Viking : Battle for Asgard

Ouhlala le Walhalla !

Je croyais avoir fait le tour des jeux où il était permis d’incarner un gros bourrin de n’importe quelle mythologie. Pourtant, certains développeurs arrivent encore à me surprendre. La première chose qui frappe dans Viking, c’est le côté totalement assumé de l’aspect barbare du personnage. Dans la plupart des jeux d’action de ce genre, on trouve toujours un magicien censé faire bonne figure et apporter un peu de douceur à ceux qui n’aimeraient pas trop le quotidien des guerriers. Le personnage que l’on incarne dans Viking ne peut être que guerrier. Sa classe, sa distinction, ses façons de faire, sont autant d’éléments que l’on ne trouve guère aujourd’hui que chez les bucherons des Vosges, et qui ne manqueront pas de vous séduire.

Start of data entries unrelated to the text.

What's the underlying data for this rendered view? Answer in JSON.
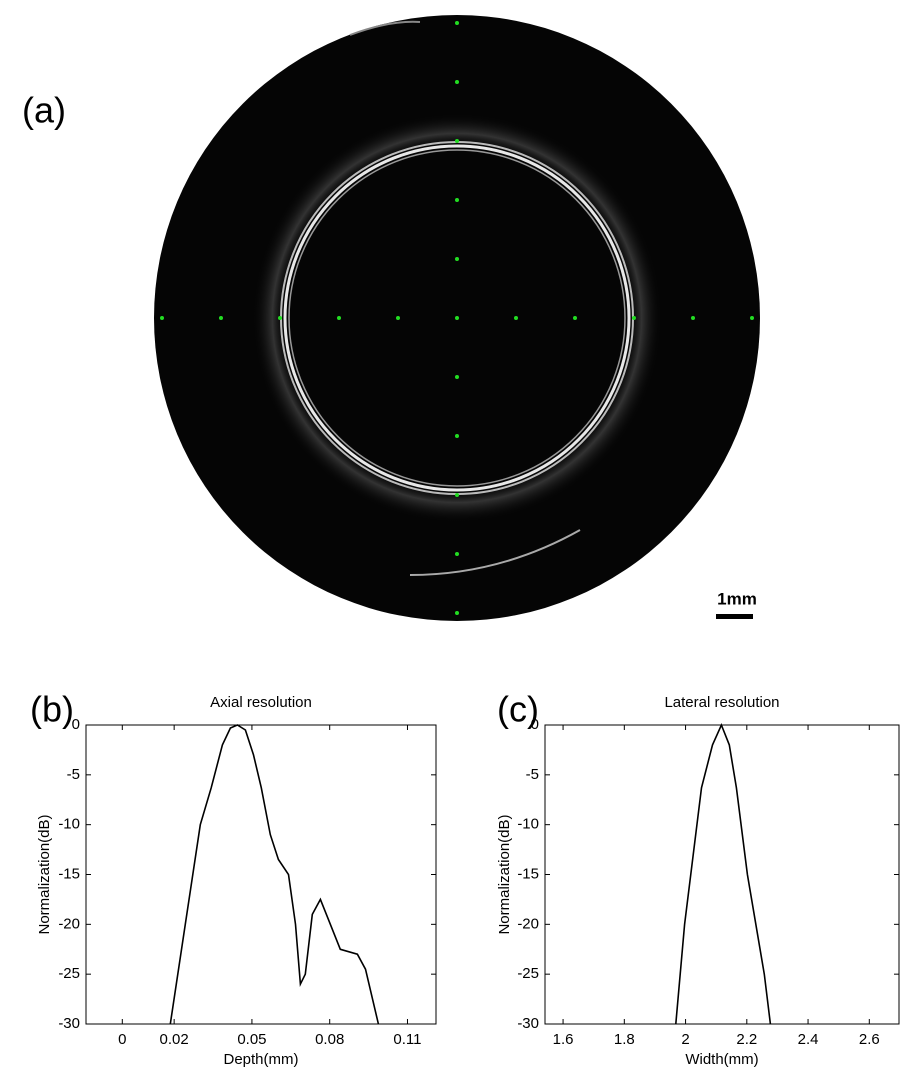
{
  "image_panel": {
    "label": "(a)",
    "scale_bar": "1mm"
  },
  "chart_data": [
    {
      "type": "line",
      "panel_label": "(b)",
      "title": "Axial resolution",
      "x_label": "Depth(mm)",
      "y_label": "Normalization(dB)",
      "x": [
        0.0185,
        0.0243,
        0.0301,
        0.0343,
        0.0386,
        0.0417,
        0.0444,
        0.0475,
        0.0506,
        0.0536,
        0.0571,
        0.0602,
        0.0641,
        0.0668,
        0.0687,
        0.0706,
        0.0733,
        0.0764,
        0.0795,
        0.0841,
        0.0907,
        0.0938,
        0.0988
      ],
      "values": [
        -30,
        -20,
        -10,
        -6.3,
        -2,
        -0.3,
        0,
        -0.5,
        -3,
        -6.3,
        -11,
        -13.5,
        -15,
        -20,
        -26,
        -25,
        -19,
        -17.5,
        -19.5,
        -22.5,
        -23,
        -24.5,
        -30
      ],
      "color": "#000000",
      "xlim": [
        -0.014,
        0.121
      ],
      "xticks": [
        0,
        0.02,
        0.05,
        0.08,
        0.11
      ],
      "ylim": [
        -30,
        0
      ],
      "yticks": [
        0,
        -5,
        -10,
        -15,
        -20,
        -25,
        -30
      ]
    },
    {
      "type": "line",
      "panel_label": "(c)",
      "title": "Lateral resolution",
      "x_label": "Width(mm)",
      "y_label": "Normalization(dB)",
      "x": [
        1.968,
        1.997,
        2.052,
        2.088,
        2.117,
        2.143,
        2.166,
        2.202,
        2.257,
        2.277
      ],
      "values": [
        -30,
        -20,
        -6.3,
        -2,
        0,
        -2,
        -6.3,
        -15,
        -25,
        -30
      ],
      "color": "#000000",
      "xlim": [
        1.541,
        2.697
      ],
      "xticks": [
        1.6,
        1.8,
        2,
        2.2,
        2.4,
        2.6
      ],
      "ylim": [
        -30,
        0
      ],
      "yticks": [
        0,
        -5,
        -10,
        -15,
        -20,
        -25,
        -30
      ]
    }
  ]
}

On connait moins la mythologie nordique que les trois autres. Pourtant, certains mots résonnent bien aux oreilles des joueurs : Walhalla, Ragnarok… On retrouve principalement ces mots dans le scénario de base que je ne vais pas tarder à vous révéler. Dans le jeu, on oublie tout ceci pour se concentrer sur le découpage de tête, de bras, de jambes, de torse, le transperçage de têtes, de bras, de jambes, de to… Bon, vous avez compris le principe ?

Hel go to hell

1

Malgré sa carrure, le héros arrive à réaliser des gestes larges et élégants, un peu comma Alain Bernard.

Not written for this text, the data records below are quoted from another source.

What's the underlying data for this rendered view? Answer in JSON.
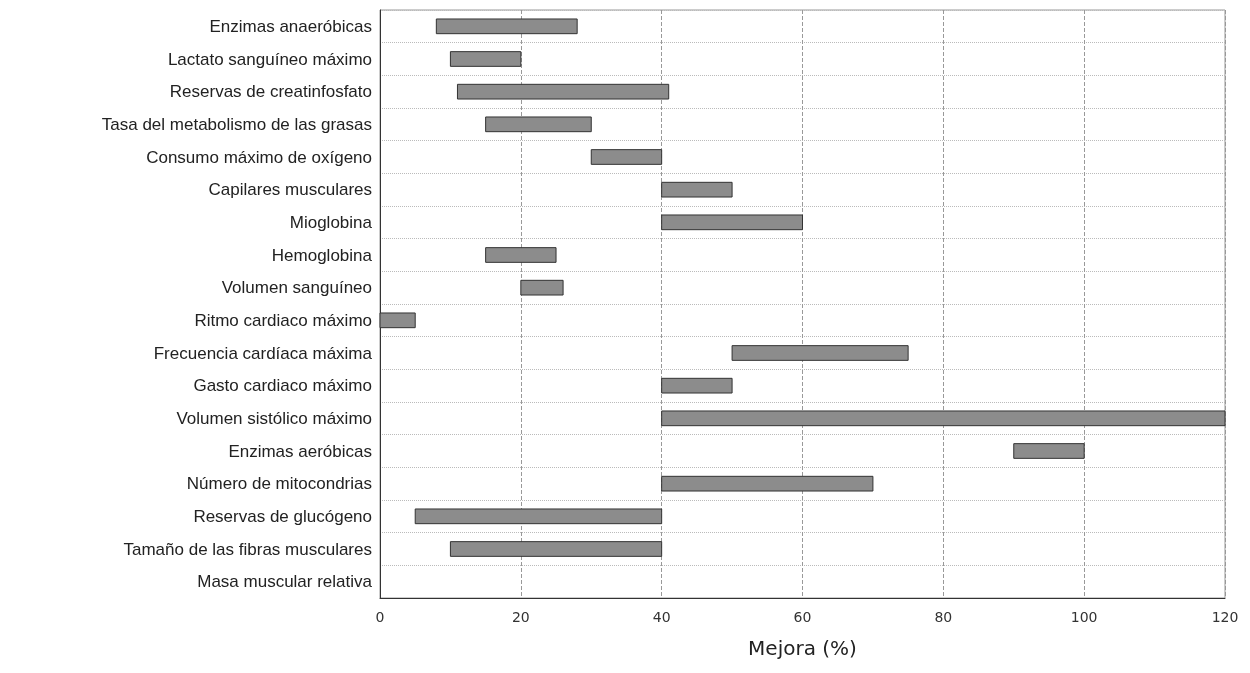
{
  "chart_data": {
    "type": "bar",
    "orientation": "horizontal",
    "xlabel": "Mejora (%)",
    "categories": [
      "Enzimas anaeróbicas",
      "Lactato sanguíneo máximo",
      "Reservas de creatinfosfato",
      "Tasa del metabolismo de las grasas",
      "Consumo máximo de oxígeno",
      "Capilares musculares",
      "Mioglobina",
      "Hemoglobina",
      "Volumen sanguíneo",
      "Ritmo cardiaco máximo",
      "Frecuencia cardíaca máxima",
      "Gasto cardiaco máximo",
      "Volumen sistólico máximo",
      "Enzimas aeróbicas",
      "Número de mitocondrias",
      "Reservas de glucógeno",
      "Tamaño de las fibras musculares",
      "Masa muscular relativa"
    ],
    "base": [
      8,
      10,
      11,
      15,
      30,
      40,
      40,
      15,
      20,
      0,
      50,
      40,
      40,
      90,
      40,
      5,
      10,
      null
    ],
    "values": [
      20,
      10,
      30,
      15,
      10,
      10,
      20,
      10,
      6,
      5,
      25,
      10,
      80,
      10,
      30,
      35,
      30,
      null
    ],
    "color": "#8c8c8c",
    "xlim": [
      0,
      120
    ],
    "xticks": [
      0,
      20,
      40,
      60,
      80,
      100,
      120
    ],
    "grid": true
  }
}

Hel, au départ, c’est une déesse de la mythologie nordique qui déménage. Elle passe du paradis aux enfers pour une raison qui m’a moyennement frappée. Du coup, elle est en pétard et une divinité en pétard, il faut être héros de jeu vidéo pour se mettre en travers de son chemin. C’est exactement ce qui se passe ici. Hel se vengera sur les hommes. La terre deviendra un vaste champ de bataille occupé par des morts-vivants en tout genre. Il leur reste suffisamment d’anatomie humaine pour que l’on reconnaisse des similitudes avec les guerriers que vous dirigez. Comment, il est possible de diriger des troupes et on ne m’a rien dit ? Pas vraiment, c’est un peu plus subtil et c’est là le grand paradoxe du jeu : dans la forme, c’est un des trucs les plus bourrins que j’ai vu sur 360... mais pour bénéficier de ces séquences particulièrement horribles, il faut la jouer fine.

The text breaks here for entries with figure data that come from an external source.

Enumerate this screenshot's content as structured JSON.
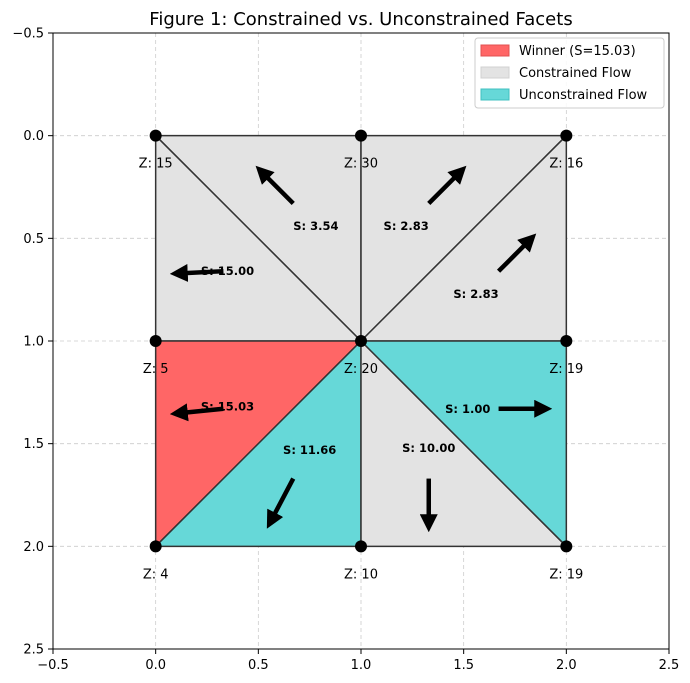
{
  "chart_data": {
    "type": "triangle-mesh",
    "title": "Figure 1: Constrained vs. Unconstrained Facets",
    "xlim": [
      -0.5,
      2.5
    ],
    "ylim": [
      2.5,
      -0.5
    ],
    "x_ticks": [
      "−0.5",
      "0.0",
      "0.5",
      "1.0",
      "1.5",
      "2.0",
      "2.5"
    ],
    "x_tick_values": [
      -0.5,
      0.0,
      0.5,
      1.0,
      1.5,
      2.0,
      2.5
    ],
    "y_ticks": [
      "−0.5",
      "0.0",
      "0.5",
      "1.0",
      "1.5",
      "2.0",
      "2.5"
    ],
    "y_tick_values": [
      -0.5,
      0.0,
      0.5,
      1.0,
      1.5,
      2.0,
      2.5
    ],
    "grid": true,
    "colors": {
      "winner": "#ff6666",
      "constrained": "#e3e3e3",
      "unconstrained": "#66d8d8",
      "edge": "#333333",
      "grid": "#cccccc"
    },
    "legend": [
      {
        "label": "Winner (S=15.03)",
        "category": "winner"
      },
      {
        "label": "Constrained Flow",
        "category": "constrained"
      },
      {
        "label": "Unconstrained Flow",
        "category": "unconstrained"
      }
    ],
    "nodes": [
      {
        "x": 0,
        "y": 0,
        "label": "Z: 15"
      },
      {
        "x": 1,
        "y": 0,
        "label": "Z: 30"
      },
      {
        "x": 2,
        "y": 0,
        "label": "Z: 16"
      },
      {
        "x": 0,
        "y": 1,
        "label": "Z: 5"
      },
      {
        "x": 1,
        "y": 1,
        "label": "Z: 20"
      },
      {
        "x": 2,
        "y": 1,
        "label": "Z: 19"
      },
      {
        "x": 0,
        "y": 2,
        "label": "Z: 4"
      },
      {
        "x": 1,
        "y": 2,
        "label": "Z: 10"
      },
      {
        "x": 2,
        "y": 2,
        "label": "Z: 19"
      }
    ],
    "facets": [
      {
        "vertices": [
          [
            0,
            0
          ],
          [
            1,
            0
          ],
          [
            1,
            1
          ]
        ],
        "category": "constrained",
        "slope_label": "S: 3.54",
        "label_pos": [
          0.78,
          0.44
        ],
        "arrow": {
          "from": [
            0.67,
            0.33
          ],
          "to": [
            0.53,
            0.19
          ]
        }
      },
      {
        "vertices": [
          [
            0,
            0
          ],
          [
            0,
            1
          ],
          [
            1,
            1
          ]
        ],
        "category": "constrained",
        "slope_label": "S: 15.00",
        "label_pos": [
          0.35,
          0.66
        ],
        "arrow": {
          "from": [
            0.33,
            0.66
          ],
          "to": [
            0.13,
            0.67
          ]
        }
      },
      {
        "vertices": [
          [
            1,
            0
          ],
          [
            2,
            0
          ],
          [
            1,
            1
          ]
        ],
        "category": "constrained",
        "slope_label": "S: 2.83",
        "label_pos": [
          1.22,
          0.44
        ],
        "arrow": {
          "from": [
            1.33,
            0.33
          ],
          "to": [
            1.47,
            0.19
          ]
        }
      },
      {
        "vertices": [
          [
            2,
            0
          ],
          [
            2,
            1
          ],
          [
            1,
            1
          ]
        ],
        "category": "constrained",
        "slope_label": "S: 2.83",
        "label_pos": [
          1.56,
          0.77
        ],
        "arrow": {
          "from": [
            1.67,
            0.66
          ],
          "to": [
            1.81,
            0.52
          ]
        }
      },
      {
        "vertices": [
          [
            0,
            1
          ],
          [
            1,
            1
          ],
          [
            0,
            2
          ]
        ],
        "category": "winner",
        "slope_label": "S: 15.03",
        "label_pos": [
          0.35,
          1.32
        ],
        "arrow": {
          "from": [
            0.33,
            1.33
          ],
          "to": [
            0.13,
            1.35
          ]
        }
      },
      {
        "vertices": [
          [
            1,
            1
          ],
          [
            1,
            2
          ],
          [
            0,
            2
          ]
        ],
        "category": "unconstrained",
        "slope_label": "S: 11.66",
        "label_pos": [
          0.75,
          1.53
        ],
        "arrow": {
          "from": [
            0.67,
            1.67
          ],
          "to": [
            0.57,
            1.86
          ]
        }
      },
      {
        "vertices": [
          [
            1,
            1
          ],
          [
            2,
            2
          ],
          [
            1,
            2
          ]
        ],
        "category": "constrained",
        "slope_label": "S: 10.00",
        "label_pos": [
          1.33,
          1.52
        ],
        "arrow": {
          "from": [
            1.33,
            1.67
          ],
          "to": [
            1.33,
            1.87
          ]
        }
      },
      {
        "vertices": [
          [
            1,
            1
          ],
          [
            2,
            1
          ],
          [
            2,
            2
          ]
        ],
        "category": "unconstrained",
        "slope_label": "S: 1.00",
        "label_pos": [
          1.52,
          1.33
        ],
        "arrow": {
          "from": [
            1.67,
            1.33
          ],
          "to": [
            1.87,
            1.33
          ]
        }
      }
    ]
  }
}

Tout commence d’une façon assez quelconque. Vous débarquez sur une île et les hommes commencent à s’installer. En discutant avec eux, vous apprenez que certains soldats ont disparu. Effectivement, en regardant de plus près, vous constatez que ce sont surtout des civils qui trainent dans le coin. On vous donne rapidement des petites quêtes (va chercher la bouffe, va chercher l’hydromel). Attention, pas de gain d’expérience à l’issue de ces petites missions, juste des situations qui se débloquent. Ce ne sont pas comme dans WoW des quêtes de facteurs. Il faut taper deux ou trois ennemis pour s’emparer du butin. Parfois, la quête consiste à libérer quelques soldats prisonniers d’une cage. C’est un type de quête qui se reproduit régulièrement. Pour délivrer vos compagnons, il existe deux méthodes.

3

Photo que je peux légender par les habituels : «T’as mauvaise mine», «T’avais de beaux yeux» ou le très surfait «Perds pas la boule».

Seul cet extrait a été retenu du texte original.